Hansley Charles, lui, comme toute l’équipe a opté fortement pour la participation de la population. Il croit que la communauté doit participer tant à l’identification des problèmes qu’à leur exécution. « Impliquer la communauté le plus que possible », a-t-il exigé. « Le projet doit être réalisé pour, par, et avec la communauté », a-t-il ajouté. Pour apporter une réponse efficace et efficiente, M. Domond a estimé qu’il est nécessaire de faire la mise en commun des compétences, des moyens disponibles et la collaboration de tous pour arriver à un vrai projet de mitigation des risques.
« La résilience n’est pas seulement de travailler sur les menaces, il faut aussi se pencher sur la situation économique de la population », a conseillé Mme Guignard en prenant en compte les moyens de subsistance des ménages. « Tant qu’on ne gère pas la question économique des ménages qui font face à des chocs extrêmes, on peut tout faire en matière de résilience, peine perdue », a-t-elle signalé. En se basant sur bon nombre de formations et de sensibilisations réalisées en Haïti, Mme Guignard estime que le pays, comparable à 2010, progresse sur la question de tremblement de terre.

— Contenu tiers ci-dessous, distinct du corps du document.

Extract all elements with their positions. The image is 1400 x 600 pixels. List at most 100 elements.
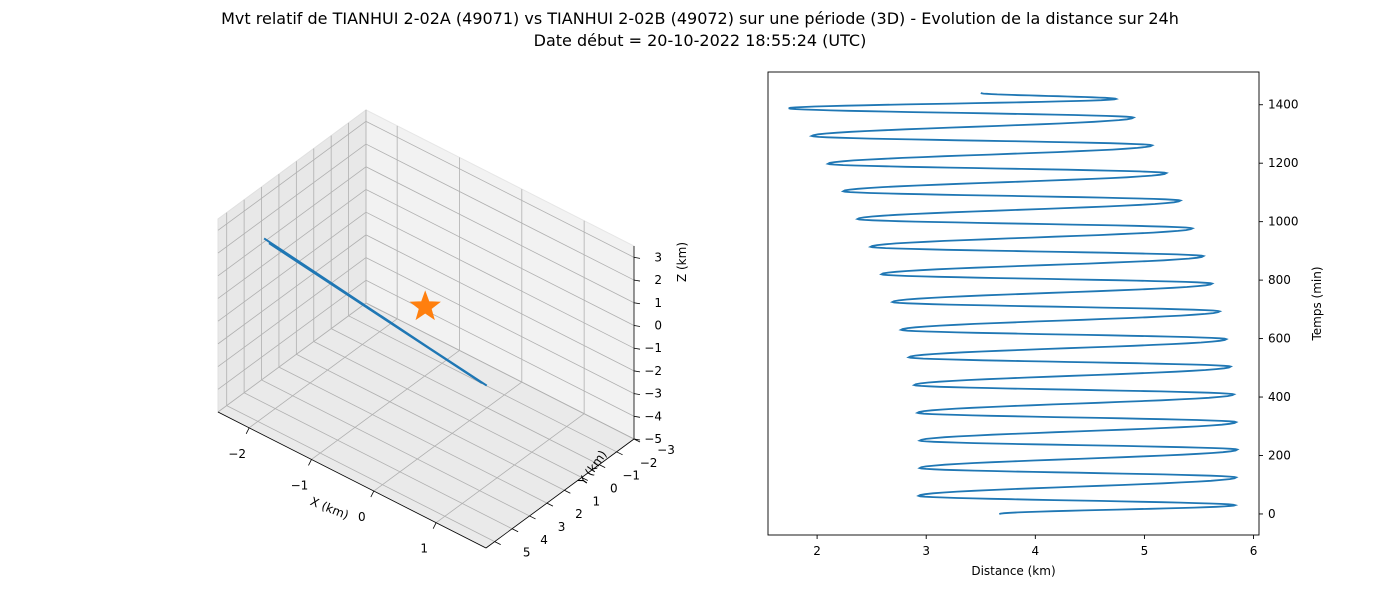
- grid-floor-y: [313, 341, 582, 478]
- y-tick-label: 400: [1268, 390, 1291, 404]
- x-tick-label: 6: [1250, 544, 1258, 558]
- y-tick-label: −1: [622, 469, 640, 483]
- title-line-2: Date début = 20-10-2022 18:55:24 (UTC): [533, 31, 867, 50]
- grid-back-z: [365, 189, 635, 326]
- x-tick-label: 1: [420, 542, 428, 556]
- z-tick: [633, 256, 641, 259]
- grid-back-z: [365, 302, 635, 440]
- grid-back-z: [365, 143, 635, 281]
- x-tick-label: 0: [358, 510, 366, 524]
- grid-left-z: [217, 211, 367, 322]
- x-tick-label: −2: [228, 447, 246, 461]
- grid-floor-y: [296, 353, 565, 491]
- x-axis-label: Distance (km): [971, 564, 1055, 578]
- z-tick-label: 2: [654, 273, 662, 287]
- grid-back-z: [365, 120, 635, 258]
- z-tick-label: 0: [654, 318, 662, 332]
- z-tick-label: −2: [644, 364, 662, 378]
- x-tick: [245, 427, 250, 434]
- z-tick: [633, 393, 641, 395]
- x-axis-label: X (km): [308, 494, 350, 522]
- y-tick: [581, 477, 588, 481]
- title-line-1: Mvt relatif de TIANHUI 2-02A (49071) vs …: [221, 9, 1179, 28]
- z-tick: [633, 347, 641, 350]
- x-tick-label: 4: [1032, 544, 1040, 558]
- y-tick-label: 600: [1268, 332, 1291, 346]
- y-tick: [494, 541, 501, 545]
- grid-floor-y: [278, 366, 548, 504]
- grid-left-z: [217, 189, 367, 299]
- x-axis-line: [217, 411, 487, 549]
- z-tick-label: 3: [654, 250, 662, 264]
- y-tick-label: 3: [558, 520, 566, 534]
- x-tick: [370, 490, 375, 498]
- x-tick: [308, 459, 312, 466]
- grid-floor-x: [311, 350, 460, 460]
- grid-left-z: [217, 166, 367, 277]
- x-tick-label: 2: [813, 544, 821, 558]
- star-marker: [409, 290, 441, 321]
- y-tick: [598, 464, 606, 469]
- grid-left-z: [217, 279, 367, 390]
- y-tick-label: −3: [657, 443, 675, 457]
- z-tick: [633, 279, 641, 282]
- z-tick-label: 1: [654, 296, 662, 310]
- grid-back-z: [365, 257, 635, 394]
- y-axis-line: [485, 438, 635, 549]
- grid-back-z: [365, 279, 635, 417]
- y-tick-label: 1: [593, 494, 601, 508]
- plot-frame: [767, 71, 1260, 536]
- y-tick-label: 1000: [1268, 215, 1299, 229]
- z-tick: [633, 415, 641, 418]
- y-tick-label: 1200: [1268, 156, 1299, 170]
- grid-left-z: [217, 121, 367, 231]
- y-tick: [511, 528, 519, 533]
- z-axis-label: Z (km): [675, 242, 689, 282]
- x-tick: [432, 522, 437, 529]
- y-tick-label: 200: [1268, 448, 1291, 462]
- y-tick: [564, 489, 571, 494]
- grid-left-z: [217, 302, 367, 413]
- grid-floor-y: [243, 392, 513, 530]
- grid-back-z: [365, 211, 635, 349]
- y-tick-label: 4: [540, 533, 548, 547]
- y-tick-label: 0: [610, 481, 618, 495]
- trajectory-line-0: [263, 237, 488, 387]
- y-tick-label: 0: [1268, 507, 1276, 521]
- z-tick: [633, 302, 641, 305]
- z-tick-label: −1: [644, 341, 662, 355]
- y-axis-label: Temps (min): [1310, 266, 1324, 341]
- z-tick-label: −4: [644, 409, 662, 423]
- grid-floor-x: [248, 318, 398, 429]
- y-tick: [529, 515, 536, 520]
- y-tick: [546, 502, 554, 507]
- y-tick-label: −2: [640, 456, 658, 470]
- y-tick-label: 2: [575, 507, 583, 521]
- z-tick-label: −5: [644, 432, 662, 446]
- grid-floor-x: [373, 381, 523, 492]
- plot-distance-time: 2 3 4 5 6 0 200 400 600 800 1000 1200 1400 Distance (…: [767, 71, 1324, 578]
- y-tick: [616, 451, 623, 456]
- figure-title: Mvt relatif de TIANHUI 2-02A (49071) vs …: [0, 8, 1400, 52]
- x-tick-label: 5: [1141, 544, 1149, 558]
- x-tick-label: 3: [922, 544, 930, 558]
- grid-left-z: [217, 143, 367, 254]
- grid-back-z: [365, 234, 635, 372]
- z-tick: [633, 325, 641, 327]
- grid-left-z: [217, 234, 367, 345]
- z-tick: [633, 370, 641, 373]
- y-tick-label: 5: [523, 546, 531, 560]
- z-tick: [633, 438, 641, 441]
- x-tick-label: −1: [291, 478, 309, 492]
- distance-curve: [788, 92, 1240, 515]
- grid-back-z: [365, 166, 635, 304]
- grid-floor-y: [330, 328, 600, 466]
- grid-left-z: [217, 257, 367, 367]
- grid-floor-y: [226, 405, 495, 542]
- grid-floor-y: [261, 379, 530, 517]
- grid-floor-x: [435, 413, 585, 524]
- y-tick-label: 1400: [1268, 98, 1299, 112]
- y-tick-label: 800: [1268, 273, 1291, 287]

Par ailleurs, l’aspect le plus difficile à affronter dans ce sujet, selon elle, c’est lorsqu’il s’agit de demander au propriétaire d’une mauvaise construction de démolir sa maison. « Nous avons besoin de travailler sur la partie la plus dure », a-t-elle exhorté. Autre point crucial dans ce dossier, soulevé par l’urbaniste, qui renvoie au coût et la qualité des matériaux de construction.
Aspect sur lequel Mme Guignard pense qu’il serait nécessaire d’en discuter avec le secteur privé. Alors qu’ils se vendent au prix exorbitant, la qualité de ces matériaux laisse à désirer.« Le fer vendu en Haïti est de mauvaise qualité », a révélé l’urbaniste qui n’a pas voulu entrer dans trop de détails. « Tant qu’on ne gère pas la qualité des matériaux de construction, on restera toujours vulnérable », a-t-elle insisté.
Hansley Charles, pour sa part, a encouragé l’éducation de la population, y compris celle des enfants sur les risques auxquels le pays est exposé. « Il faut comprendre l’espace où l’on vit, et savoir ce que cela implique », a martelé l’expert technique en résilience. De son côté, Dieudonné Domond a ajouté qu’il aimerait que les experts dans le domaine mettent les connaissances à la portée de tous. « Si on n’apporte pas notre soutien, de nouvelles techniques de construction qui seraient capables de contrecarrer les risques, nous n’irons pas trop loin », a prévenu l’ingénieur architecte. Mme Guignard a annoncé qu’une étude portant sur les bonnes pratiques et tous ceux qui fonctionnent en bien en Haïti dans le cadre des projets GRD en général sera bientôt publiée.